Interpretive Summary: Lighting programs for broilers have traditionally employed continuous or near-continuous daylength for chicks through the first week of life to ensure chicks can successfully locate feed and water. Eye development can benefit from longer dark periods, but daylength research in broilers has not typically examined the post-hatch period. This study examines the effect of a longer dark period applied during the first 7 days post-hatch on live performance. Two different daylength treatments 20 vs. 23 hours were used from from day-of-hatch. Live performance including crop fill, body weight, feed consumption, and feed conversion were not affected by daylength. Reduced daylength may be implemented as early as day-of-hatch without any compromise in performance.

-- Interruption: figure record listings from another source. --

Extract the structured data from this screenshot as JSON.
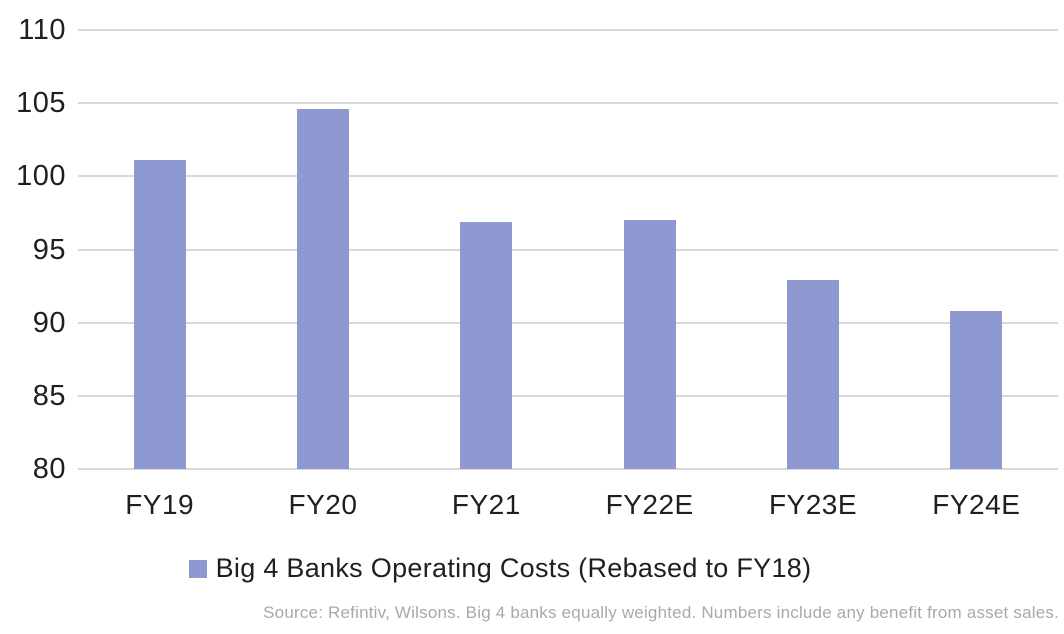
{
  "chart_data": {
    "type": "bar",
    "categories": [
      "FY19",
      "FY20",
      "FY21",
      "FY22E",
      "FY23E",
      "FY24E"
    ],
    "values": [
      101.1,
      104.6,
      96.9,
      97.0,
      92.9,
      90.8
    ],
    "title": "",
    "xlabel": "",
    "ylabel": "",
    "ylim": [
      80,
      110
    ],
    "yticks": [
      80,
      85,
      90,
      95,
      100,
      105,
      110
    ],
    "grid": true,
    "legend_position": "bottom",
    "legend_label": "Big 4 Banks Operating Costs (Rebased to FY18)",
    "bar_color": "#8e99d1",
    "gridline_color": "#d9d9d9",
    "text_color": "#1f1f1f",
    "source_color": "#a9a9a9"
  },
  "footer": {
    "source_note": "Source: Refintiv, Wilsons. Big 4 banks equally weighted. Numbers include any benefit from asset sales."
  }
}
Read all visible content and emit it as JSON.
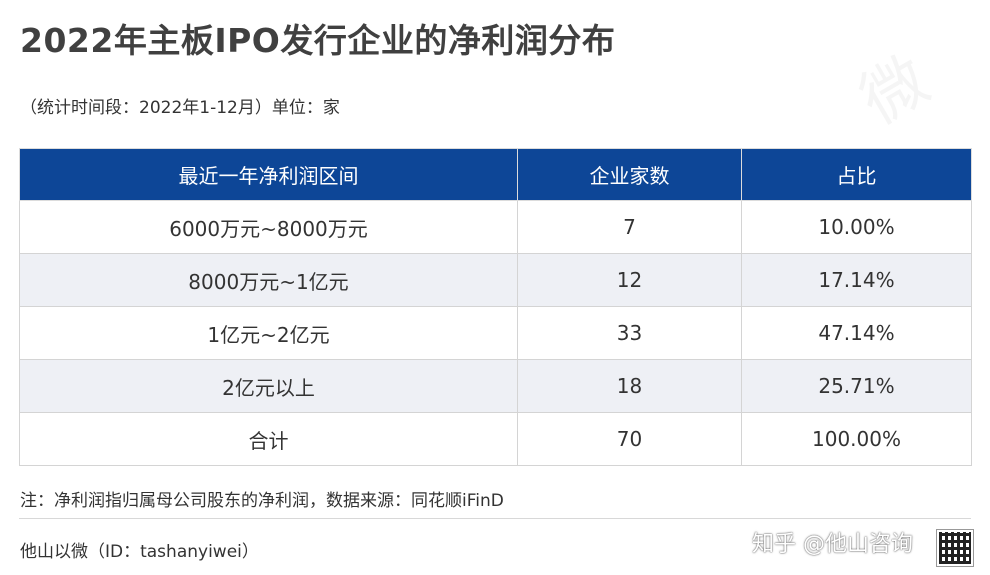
{
  "title": "2022年主板IPO发行企业的净利润分布",
  "subtitle": "（统计时间段：2022年1-12月）单位：家",
  "table": {
    "headers": [
      "最近一年净利润区间",
      "企业家数",
      "占比"
    ],
    "rows": [
      [
        "6000万元~8000万元",
        "7",
        "10.00%"
      ],
      [
        "8000万元~1亿元",
        "12",
        "17.14%"
      ],
      [
        "1亿元~2亿元",
        "33",
        "47.14%"
      ],
      [
        "2亿元以上",
        "18",
        "25.71%"
      ],
      [
        "合计",
        "70",
        "100.00%"
      ]
    ]
  },
  "note": "注：净利润指归属母公司股东的净利润，数据来源：同花顺iFinD",
  "brand": "他山以微（ID：tashanyiwei）",
  "overlay": {
    "zhihu_watermark": "知乎 @他山咨询"
  },
  "colors": {
    "header_bg": "#0d4697",
    "alt_row_bg": "#eef0f5"
  }
}
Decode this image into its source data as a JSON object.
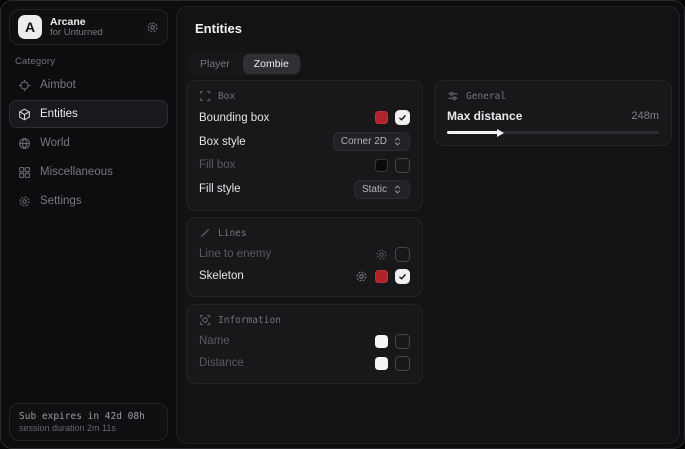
{
  "colors": {
    "accent_red": "#b2222a",
    "swatch_black": "#0b0b0d",
    "swatch_white": "#f5f5f5",
    "panel_bg": "#131316",
    "card_bg": "#18181b"
  },
  "sidebar": {
    "brand": {
      "logo_letter": "A",
      "name": "Arcane",
      "subtitle": "for Unturned"
    },
    "category_label": "Category",
    "items": [
      {
        "label": "Aimbot",
        "icon": "crosshair-icon",
        "active": false
      },
      {
        "label": "Entities",
        "icon": "cube-icon",
        "active": true
      },
      {
        "label": "World",
        "icon": "globe-icon",
        "active": false
      },
      {
        "label": "Miscellaneous",
        "icon": "grid-icon",
        "active": false
      },
      {
        "label": "Settings",
        "icon": "gear-icon",
        "active": false
      }
    ],
    "footer": {
      "sub_expiry": "Sub expires in 42d 08h",
      "session_duration": "session duration 2m 11s"
    }
  },
  "main": {
    "title": "Entities",
    "tabs": [
      {
        "label": "Player",
        "active": false
      },
      {
        "label": "Zombie",
        "active": true
      }
    ],
    "box_card": {
      "header": "Box",
      "rows": [
        {
          "label": "Bounding box",
          "enabled": true,
          "swatch": "#b2222a",
          "checked": true
        },
        {
          "label": "Box style",
          "enabled": true,
          "dropdown": "Corner 2D"
        },
        {
          "label": "Fill box",
          "enabled": false,
          "swatch": "#0b0b0d",
          "checked": false
        },
        {
          "label": "Fill style",
          "enabled": true,
          "dropdown": "Static"
        }
      ]
    },
    "lines_card": {
      "header": "Lines",
      "rows": [
        {
          "label": "Line to enemy",
          "enabled": false,
          "has_settings": true,
          "checked": false
        },
        {
          "label": "Skeleton",
          "enabled": true,
          "has_settings": true,
          "swatch": "#b2222a",
          "checked": true
        }
      ]
    },
    "info_card": {
      "header": "Information",
      "rows": [
        {
          "label": "Name",
          "enabled": false,
          "swatch": "#f5f5f5",
          "checked": false
        },
        {
          "label": "Distance",
          "enabled": false,
          "swatch": "#f5f5f5",
          "checked": false
        }
      ]
    },
    "general_card": {
      "header": "General",
      "slider": {
        "label": "Max distance",
        "value": "248m",
        "percent": 24
      }
    }
  }
}
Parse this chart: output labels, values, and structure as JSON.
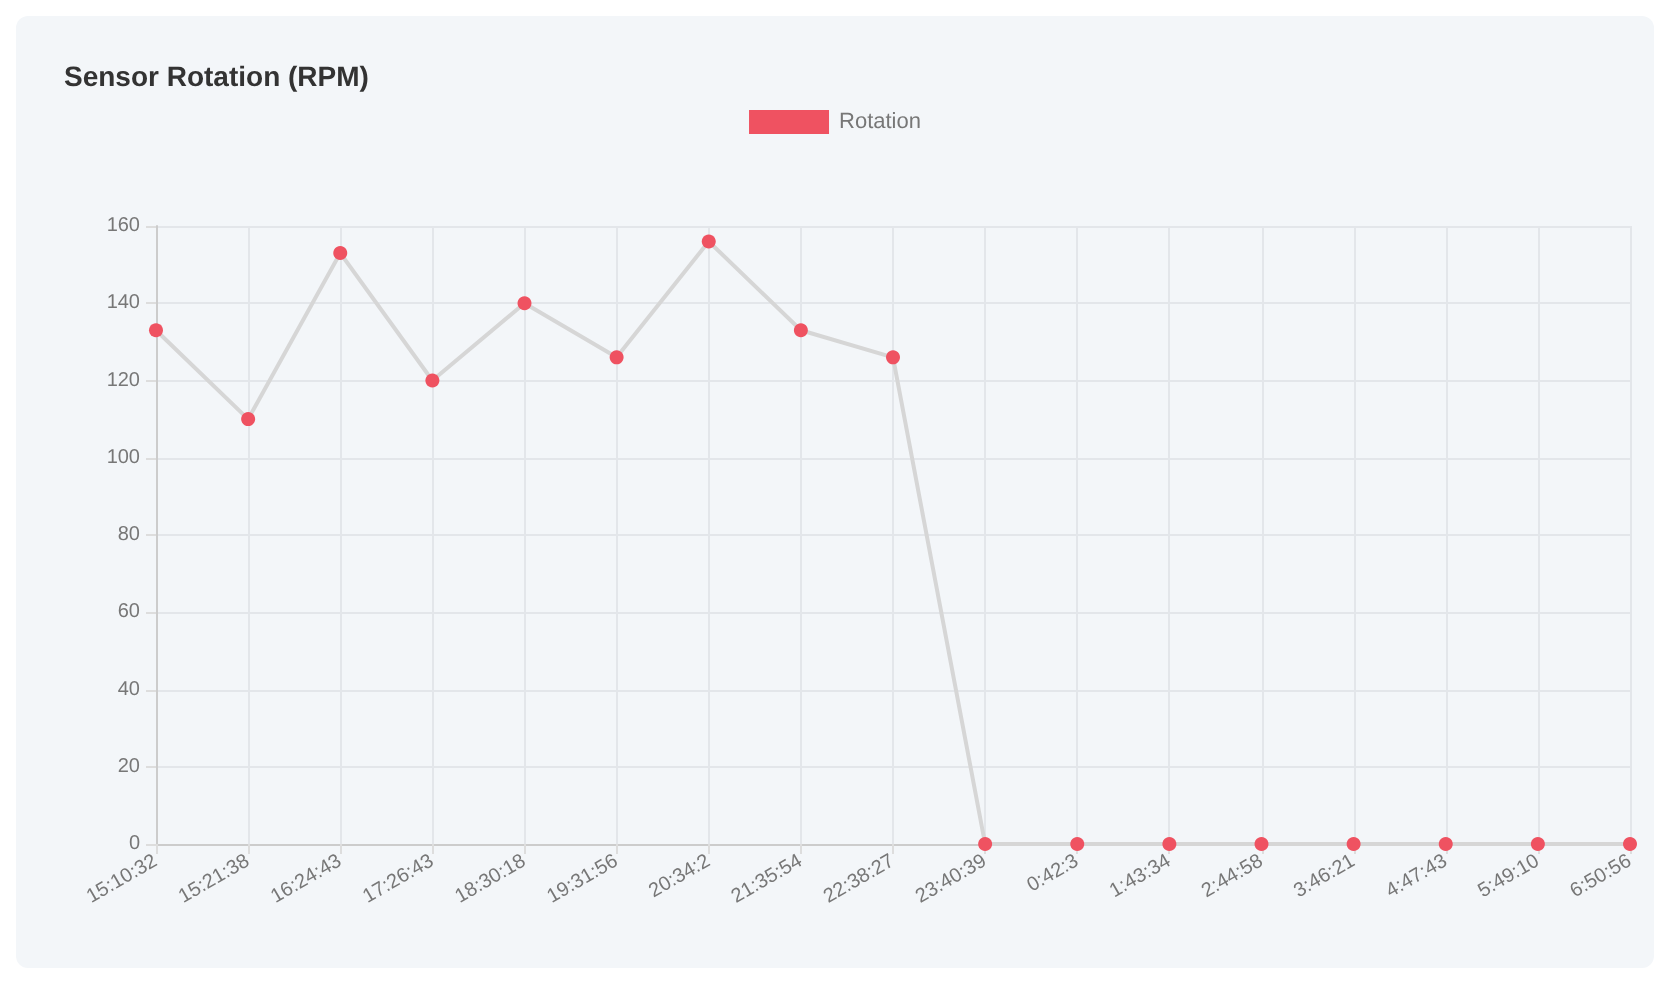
{
  "chart_data": {
    "type": "line",
    "title": "Sensor Rotation (RPM)",
    "categories": [
      "15:10:32",
      "15:21:38",
      "16:24:43",
      "17:26:43",
      "18:30:18",
      "19:31:56",
      "20:34:2",
      "21:35:54",
      "22:38:27",
      "23:40:39",
      "0:42:3",
      "1:43:34",
      "2:44:58",
      "3:46:21",
      "4:47:43",
      "5:49:10",
      "6:50:56"
    ],
    "series": [
      {
        "name": "Rotation",
        "color": "#ef5261",
        "values": [
          133,
          110,
          153,
          120,
          140,
          126,
          156,
          133,
          126,
          0,
          0,
          0,
          0,
          0,
          0,
          0,
          0
        ]
      }
    ],
    "ylim": [
      0,
      160
    ],
    "yticks": [
      0,
      20,
      40,
      60,
      80,
      100,
      120,
      140,
      160
    ],
    "grid": true,
    "legend": "top",
    "marker": "circle"
  }
}
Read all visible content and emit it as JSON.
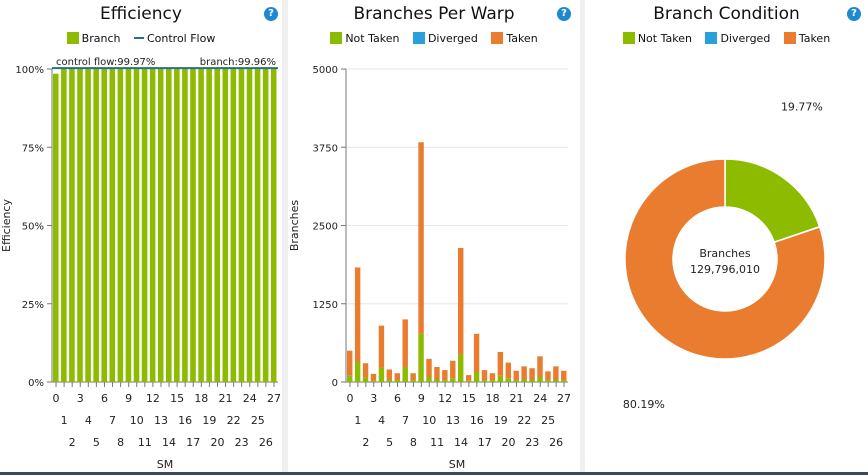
{
  "colors": {
    "branch": "#8cbb00",
    "control_flow": "#2a6f8a",
    "not_taken": "#8cbb00",
    "diverged": "#27a0dc",
    "taken": "#ea7c2f",
    "help": "#1e88d0"
  },
  "help_icon": "?",
  "chart_data": [
    {
      "type": "bar",
      "title": "Efficiency",
      "xlabel": "SM",
      "ylabel": "Efficiency",
      "ylim": [
        0,
        100
      ],
      "yticks": [
        "0%",
        "25%",
        "50%",
        "75%",
        "100%"
      ],
      "categories": [
        "0",
        "1",
        "2",
        "3",
        "4",
        "5",
        "6",
        "7",
        "8",
        "9",
        "10",
        "11",
        "12",
        "13",
        "14",
        "15",
        "16",
        "17",
        "18",
        "19",
        "20",
        "21",
        "22",
        "23",
        "24",
        "25",
        "26",
        "27"
      ],
      "legend": [
        "Branch",
        "Control Flow"
      ],
      "series": [
        {
          "name": "Branch",
          "values": [
            98.5,
            100,
            100,
            100,
            100,
            100,
            100,
            100,
            100,
            100,
            100,
            100,
            100,
            100,
            100,
            100,
            100,
            100,
            100,
            100,
            100,
            100,
            100,
            100,
            100,
            100,
            100,
            100
          ]
        }
      ],
      "reference_line": {
        "name": "Control Flow",
        "value": 99.97
      },
      "annotations": [
        "control flow:99.97%",
        "branch:99.96%"
      ]
    },
    {
      "type": "bar",
      "stacked": true,
      "title": "Branches Per Warp",
      "xlabel": "SM",
      "ylabel": "Branches",
      "ylim": [
        0,
        5000
      ],
      "yticks": [
        "0",
        "1250",
        "2500",
        "3750",
        "5000"
      ],
      "categories": [
        "0",
        "1",
        "2",
        "3",
        "4",
        "5",
        "6",
        "7",
        "8",
        "9",
        "10",
        "11",
        "12",
        "13",
        "14",
        "15",
        "16",
        "17",
        "18",
        "19",
        "20",
        "21",
        "22",
        "23",
        "24",
        "25",
        "26",
        "27"
      ],
      "legend": [
        "Not Taken",
        "Diverged",
        "Taken"
      ],
      "series": [
        {
          "name": "Not Taken",
          "values": [
            100,
            320,
            70,
            20,
            230,
            40,
            30,
            240,
            30,
            770,
            80,
            40,
            30,
            60,
            440,
            20,
            160,
            30,
            30,
            100,
            60,
            30,
            40,
            40,
            80,
            30,
            40,
            30
          ]
        },
        {
          "name": "Diverged",
          "values": [
            0,
            0,
            0,
            0,
            0,
            0,
            0,
            0,
            0,
            0,
            0,
            0,
            0,
            0,
            0,
            0,
            0,
            0,
            0,
            0,
            0,
            0,
            0,
            0,
            0,
            0,
            0,
            0
          ]
        },
        {
          "name": "Taken",
          "values": [
            400,
            1510,
            230,
            110,
            670,
            160,
            110,
            760,
            110,
            3060,
            290,
            200,
            160,
            280,
            1700,
            90,
            610,
            160,
            110,
            380,
            250,
            150,
            210,
            180,
            330,
            140,
            210,
            150
          ]
        }
      ]
    },
    {
      "type": "pie",
      "donut": true,
      "title": "Branch Condition",
      "legend": [
        "Not Taken",
        "Diverged",
        "Taken"
      ],
      "slices": [
        {
          "name": "Not Taken",
          "value": 19.77,
          "label": "19.77%"
        },
        {
          "name": "Diverged",
          "value": 0.04,
          "label": ""
        },
        {
          "name": "Taken",
          "value": 80.19,
          "label": "80.19%"
        }
      ],
      "center_label": "Branches",
      "center_value": "129,796,010"
    }
  ]
}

Technical Abstract: Lighting programs for broilers have traditionally employed continuous or near-continuous photoperiods for neonates through the first week of life to ensure chicks can successfully navigate the rearing environment for feed and water. Normal melatonin production and ocular development require a minimum of 4 h of darkness, yet photoperiod research in broilers has not typically examined the neonatal phase. This study examines the effect of a longer dark phase (scotophase) applied during the first 7 days post-hatch on live performance. A total of 384 Ross 708 broiler chickens were reared in two trials to 14 days of age using two different lighting program treatments (20L:4D vs 23L:1D) applied from day-of-hatch. No significant differences were observed between treatment groups for live performance parameters including body weight (BW), body weight gain (BWG), feed intake (FI), and feed conversion ratio (FCR). Crop fill rates were also assessed, and no significant differences were observed. Increased scotophase length may be implemented as early as day-of-hatch without any compromise in performance.